In 2024 alone, Google contracted more than 8 GW of additional clean energy—twice the volume of the previous year and the largest annual total in its history. These agreements are designed to stay ahead of the company’s rapid load growth, particularly from AI and cloud services.

Despite a 27% year-on-year increase in data center electricity consumption in 2024, Google reported a 12% reduction in data center energy emissions.
- It estimates that its clean energy purchases avoided more than 8.2 million tonnes of CO₂ equivalent in 2024 and over 44 million tonnes cumulatively since 2011.

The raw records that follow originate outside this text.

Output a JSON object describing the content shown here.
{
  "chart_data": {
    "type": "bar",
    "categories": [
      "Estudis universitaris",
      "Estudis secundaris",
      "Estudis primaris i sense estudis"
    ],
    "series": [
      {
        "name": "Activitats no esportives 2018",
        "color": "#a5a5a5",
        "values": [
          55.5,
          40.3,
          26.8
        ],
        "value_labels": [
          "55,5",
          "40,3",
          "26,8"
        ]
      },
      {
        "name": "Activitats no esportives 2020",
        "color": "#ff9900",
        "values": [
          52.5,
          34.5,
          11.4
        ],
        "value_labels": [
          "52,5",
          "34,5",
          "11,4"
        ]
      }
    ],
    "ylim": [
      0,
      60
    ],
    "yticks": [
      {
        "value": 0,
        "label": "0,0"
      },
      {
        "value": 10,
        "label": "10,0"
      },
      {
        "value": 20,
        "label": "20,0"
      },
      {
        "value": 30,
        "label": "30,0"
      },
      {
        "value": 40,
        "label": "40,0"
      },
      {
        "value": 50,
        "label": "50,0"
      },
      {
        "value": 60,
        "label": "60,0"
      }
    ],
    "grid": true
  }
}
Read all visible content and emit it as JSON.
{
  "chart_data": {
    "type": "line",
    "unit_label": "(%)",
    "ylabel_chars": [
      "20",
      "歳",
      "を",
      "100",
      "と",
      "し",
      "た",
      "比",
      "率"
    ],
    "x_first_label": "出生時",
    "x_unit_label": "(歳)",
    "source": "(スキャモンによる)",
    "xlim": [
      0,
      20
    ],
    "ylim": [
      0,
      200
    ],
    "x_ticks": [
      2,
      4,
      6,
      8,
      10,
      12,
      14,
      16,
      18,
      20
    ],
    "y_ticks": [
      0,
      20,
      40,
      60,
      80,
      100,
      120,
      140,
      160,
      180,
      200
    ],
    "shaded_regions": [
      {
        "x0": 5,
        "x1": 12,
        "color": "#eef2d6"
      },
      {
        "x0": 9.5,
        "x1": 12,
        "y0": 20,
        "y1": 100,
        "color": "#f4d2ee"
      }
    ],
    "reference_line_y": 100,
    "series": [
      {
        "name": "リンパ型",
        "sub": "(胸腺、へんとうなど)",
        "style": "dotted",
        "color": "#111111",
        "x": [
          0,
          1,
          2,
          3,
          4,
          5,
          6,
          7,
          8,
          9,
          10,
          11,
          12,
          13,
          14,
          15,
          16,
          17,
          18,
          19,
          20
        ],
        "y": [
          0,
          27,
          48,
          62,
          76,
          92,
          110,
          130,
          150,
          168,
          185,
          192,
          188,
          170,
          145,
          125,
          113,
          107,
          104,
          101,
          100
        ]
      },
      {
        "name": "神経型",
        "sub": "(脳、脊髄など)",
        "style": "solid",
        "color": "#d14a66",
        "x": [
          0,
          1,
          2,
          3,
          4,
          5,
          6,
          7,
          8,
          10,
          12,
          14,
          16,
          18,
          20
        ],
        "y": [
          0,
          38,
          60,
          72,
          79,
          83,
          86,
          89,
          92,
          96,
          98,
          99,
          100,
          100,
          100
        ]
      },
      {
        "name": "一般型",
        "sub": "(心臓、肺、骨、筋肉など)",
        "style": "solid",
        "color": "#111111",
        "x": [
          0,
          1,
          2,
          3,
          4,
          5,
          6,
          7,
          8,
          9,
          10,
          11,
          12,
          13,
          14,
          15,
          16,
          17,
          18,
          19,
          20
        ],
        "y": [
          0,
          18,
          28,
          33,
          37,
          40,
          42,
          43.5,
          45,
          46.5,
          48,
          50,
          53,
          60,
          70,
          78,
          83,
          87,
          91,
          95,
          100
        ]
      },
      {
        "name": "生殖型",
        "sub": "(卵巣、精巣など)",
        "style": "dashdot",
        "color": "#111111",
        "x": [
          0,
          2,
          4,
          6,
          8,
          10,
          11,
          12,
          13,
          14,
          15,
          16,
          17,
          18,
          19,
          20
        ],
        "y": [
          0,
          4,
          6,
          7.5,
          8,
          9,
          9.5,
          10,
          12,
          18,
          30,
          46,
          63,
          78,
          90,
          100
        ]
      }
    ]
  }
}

This shows that large-scale procurement can decouple emissions growth from electricity demand, at least in the near term.
Data Centers Are Reshaping Electricity Demand
The International Energy Agency (IEA )’s latest electricity report has highlighted data centers as a major driver of electricity demand growth in the United States. Electricity consumption rose by 2.8% in 2024 and 2.1% in 2025, with data centers expected to account for nearly half of future growth.
Industrial sectors such as semiconductor manufacturing and battery production will also contribute significantly, but digital infrastructure is among the fastest-growing loads.
AI workloads are particularly energy-intensive. Training large models requires massive, continuously running computing clusters, while inference workloads scale with user demand. This creates a constant, high-load electricity profile that challenges traditional grid planning.
2026 US Renewable Outlook and Policy Headwinds
The IEA also forecasts that nearly 250 GW of renewable energy capacity will be deployed in the U.S. between 2026 and 2030, with utility-scale solar accounting for around 70% of additions. Wind and distributed solar will make up the remainder.
However, recent policy changes and the phase-out of certain tax incentives have led to a downward revision of deployment forecasts. This underscores the growing importance of corporate buyers in sustaining renewable development.
When government support weakens, long-term PPAs from companies like Google provide the financial certainty developers need to build projects. In this sense, tech firms are becoming critical enablers of the energy transition.
A New Power Paradigm for the Digital Age
The TotalEnergies and Google solar agreement states that electricity is no longer just an operating expense. It is a strategic asset that determines the scalability and sustainability of digital infrastructure.
For TotalEnergies, the deal reinforces its role as a key supplier of tailored renewable power to high-load customers. For Google, it ensures reliable, affordable, and low-carbon electricity for its expanding AI and cloud operations.
More broadly, the partnership reflects a new phase in the global energy transition, where private companies play a central role in financing and building clean power infrastructure. As AI, cloud computing, and digital services continue to expand, similar mega-scale PPAs are likely to become standard practice.
Lastly, but not least, Texas is becoming a global test case for high-growth, low-carbon grids. Its rapid demand growth, combined with large renewable deployment, will offer lessons for other regions facing similar challenges.